Wednesday, Jan 14, 2009
Gulf News
As Iraq prepares to hold local and provincial elections this month, the government of Prime Minister Nouri Al Maliki is coming under pressure from some of its supporters to organise show trials for the alleged "anti-state plotters" arrested in December.
Strategists in the Shiite bloc of parties supporting Al Maliki believe that such trials would play on the average Iraqis' fear of a return to the bad old days either of the despotic Baathist rule or of insecurity and terror.
Al Maliki should resist the temptation to transform the issue into an electoral prop. What the new Iraq needs above all is justice that is independent of narrow partisan considerations. Show trials are best left to despotic regimes that seek their legitimacy in the vilification of their opponents.
The truth is that no one is quite sure what the alleged "conspirators" were up to.
One claim is that at least some of the 50 or so army and police officers and NCOs arrested were associated with a group known as Al Awdah (The Return). This semi-clandestine organisation of former officials under Saddam Hussain is allegedly trying to revive the banned Arab Socialist Baath Party under a new name.
Another claim is that the plotters were trying to stage a coup d'etat against Al Maliki's government in the hope of creating a new regime led by a military junta.
A third claim links at least some of the plotters to Iranian intelligence that is allegedly trying to help its clients win control of all the nine Shiite-majority provinces in the south of the country.
As if all that were not enough, we also have the claim that the alleged plotters were in contact with unidentified "terrorist groups" in a joint effort to trigger a new wave of violence.
Of all the claims mentioned above only the first merits special attention. All the other claims indicate possible criminal activity that should be dealt with through ordinary courts.
The first claim, that the alleged plotters were trying to revive the Ba'ath Party, is important because it points to an issue that the new Iraqi leadership cannot ignore.

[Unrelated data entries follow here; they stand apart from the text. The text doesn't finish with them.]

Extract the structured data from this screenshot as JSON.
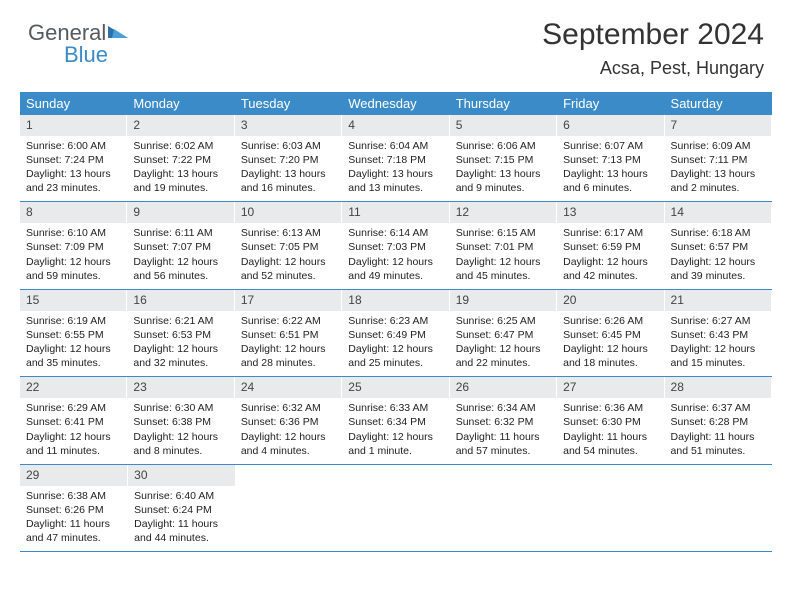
{
  "brand": {
    "part1": "General",
    "part2": "Blue"
  },
  "title": "September 2024",
  "location": "Acsa, Pest, Hungary",
  "header_bg": "#3b8bc9",
  "daynum_bg": "#e8eaec",
  "weekdays": [
    "Sunday",
    "Monday",
    "Tuesday",
    "Wednesday",
    "Thursday",
    "Friday",
    "Saturday"
  ],
  "weeks": [
    [
      {
        "n": "1",
        "sr": "6:00 AM",
        "ss": "7:24 PM",
        "dl": "13 hours and 23 minutes."
      },
      {
        "n": "2",
        "sr": "6:02 AM",
        "ss": "7:22 PM",
        "dl": "13 hours and 19 minutes."
      },
      {
        "n": "3",
        "sr": "6:03 AM",
        "ss": "7:20 PM",
        "dl": "13 hours and 16 minutes."
      },
      {
        "n": "4",
        "sr": "6:04 AM",
        "ss": "7:18 PM",
        "dl": "13 hours and 13 minutes."
      },
      {
        "n": "5",
        "sr": "6:06 AM",
        "ss": "7:15 PM",
        "dl": "13 hours and 9 minutes."
      },
      {
        "n": "6",
        "sr": "6:07 AM",
        "ss": "7:13 PM",
        "dl": "13 hours and 6 minutes."
      },
      {
        "n": "7",
        "sr": "6:09 AM",
        "ss": "7:11 PM",
        "dl": "13 hours and 2 minutes."
      }
    ],
    [
      {
        "n": "8",
        "sr": "6:10 AM",
        "ss": "7:09 PM",
        "dl": "12 hours and 59 minutes."
      },
      {
        "n": "9",
        "sr": "6:11 AM",
        "ss": "7:07 PM",
        "dl": "12 hours and 56 minutes."
      },
      {
        "n": "10",
        "sr": "6:13 AM",
        "ss": "7:05 PM",
        "dl": "12 hours and 52 minutes."
      },
      {
        "n": "11",
        "sr": "6:14 AM",
        "ss": "7:03 PM",
        "dl": "12 hours and 49 minutes."
      },
      {
        "n": "12",
        "sr": "6:15 AM",
        "ss": "7:01 PM",
        "dl": "12 hours and 45 minutes."
      },
      {
        "n": "13",
        "sr": "6:17 AM",
        "ss": "6:59 PM",
        "dl": "12 hours and 42 minutes."
      },
      {
        "n": "14",
        "sr": "6:18 AM",
        "ss": "6:57 PM",
        "dl": "12 hours and 39 minutes."
      }
    ],
    [
      {
        "n": "15",
        "sr": "6:19 AM",
        "ss": "6:55 PM",
        "dl": "12 hours and 35 minutes."
      },
      {
        "n": "16",
        "sr": "6:21 AM",
        "ss": "6:53 PM",
        "dl": "12 hours and 32 minutes."
      },
      {
        "n": "17",
        "sr": "6:22 AM",
        "ss": "6:51 PM",
        "dl": "12 hours and 28 minutes."
      },
      {
        "n": "18",
        "sr": "6:23 AM",
        "ss": "6:49 PM",
        "dl": "12 hours and 25 minutes."
      },
      {
        "n": "19",
        "sr": "6:25 AM",
        "ss": "6:47 PM",
        "dl": "12 hours and 22 minutes."
      },
      {
        "n": "20",
        "sr": "6:26 AM",
        "ss": "6:45 PM",
        "dl": "12 hours and 18 minutes."
      },
      {
        "n": "21",
        "sr": "6:27 AM",
        "ss": "6:43 PM",
        "dl": "12 hours and 15 minutes."
      }
    ],
    [
      {
        "n": "22",
        "sr": "6:29 AM",
        "ss": "6:41 PM",
        "dl": "12 hours and 11 minutes."
      },
      {
        "n": "23",
        "sr": "6:30 AM",
        "ss": "6:38 PM",
        "dl": "12 hours and 8 minutes."
      },
      {
        "n": "24",
        "sr": "6:32 AM",
        "ss": "6:36 PM",
        "dl": "12 hours and 4 minutes."
      },
      {
        "n": "25",
        "sr": "6:33 AM",
        "ss": "6:34 PM",
        "dl": "12 hours and 1 minute."
      },
      {
        "n": "26",
        "sr": "6:34 AM",
        "ss": "6:32 PM",
        "dl": "11 hours and 57 minutes."
      },
      {
        "n": "27",
        "sr": "6:36 AM",
        "ss": "6:30 PM",
        "dl": "11 hours and 54 minutes."
      },
      {
        "n": "28",
        "sr": "6:37 AM",
        "ss": "6:28 PM",
        "dl": "11 hours and 51 minutes."
      }
    ],
    [
      {
        "n": "29",
        "sr": "6:38 AM",
        "ss": "6:26 PM",
        "dl": "11 hours and 47 minutes."
      },
      {
        "n": "30",
        "sr": "6:40 AM",
        "ss": "6:24 PM",
        "dl": "11 hours and 44 minutes."
      },
      null,
      null,
      null,
      null,
      null
    ]
  ],
  "labels": {
    "sunrise": "Sunrise: ",
    "sunset": "Sunset: ",
    "daylight": "Daylight: "
  }
}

There is no doubt that the overwhelming majority of Iraqis still bear deep spiritual, and in some cases even physical wounds, inflicted upon them by the Ba'ath during its decades' long domination of the country. This was why the new Iraqi constitution explicitly bans the Ba'ath Party and its ideology in any form and under any name.
Nevertheless, it is equally clear that some segments of the Iraqi society remains attached to the Baathist ideology and feels nostalgic about a movement that, theoretically at least, sough to unite the Arabs in a socialist utopia.
It is difficult to gauge the extent of the support that Baathism as an ideology may still enjoy in Iraq. The only way to find out is to submit that ideology to the test of free, fair and multiparty elections.
This is why the banning of the Baath, understandable as kneejerk reaction in the early days of the new era, was a bad move from the start.
Much to learn
New Iraq has much to learn from the experiences of other nations that have emerged from decades of domination by totalitarian ideologies. The eastern and central European nations, not to mention Russia itself, did not ban their ruling communist parties once they had shaken off the despotic yoke.
In most places, they allowed communism to survive as a magnet for those feeling nostalgia about the past. In one or two cases, new, reformed, and re-named communist parties even managed to return to power briefly as part of coalitions that emerged from free and fair elections.
The experience of Algeria is also interesting. There, the Front for National Liberation (FLN) that had exercised exclusive power in the one-party system, managed to survive and has been part of different coalition governments since the 1990s.
Since 2006, the new Iraqi political elite have been debating a set of constitutional amendments. Removing the constitutional ban on the Baath Party could be included among proposed amendments.
However, why should new Iraq give the Baath a second chance? One reason is that the Baath Party itself was among the victims of Saddam Hussain and his Tikriti clan. By 1970, the Baath no longer existed in Iraq, except in name. The regime created by Saddam Hussain was a personal tyranny based on terror.
Rather than imposing a blanket ban on an ideology and a party one abhors, Iraq would do better to ban individuals convicted of criminal activity from participating in the nation's political life.
New Iraq has the distinction of being the only country in the region that allows all parties - from monarchist to Trotskyite - to operate freely and enjoy a share of power. The only exception to that rule is the Baath. That exception is not necessary. Even if a new version of the Baath turns out to be a club for Tikritis, there is no reason to force it underground. All that is needed is to make sure they obey the law.
Amir Taheri is an Iranian writer based in Europe.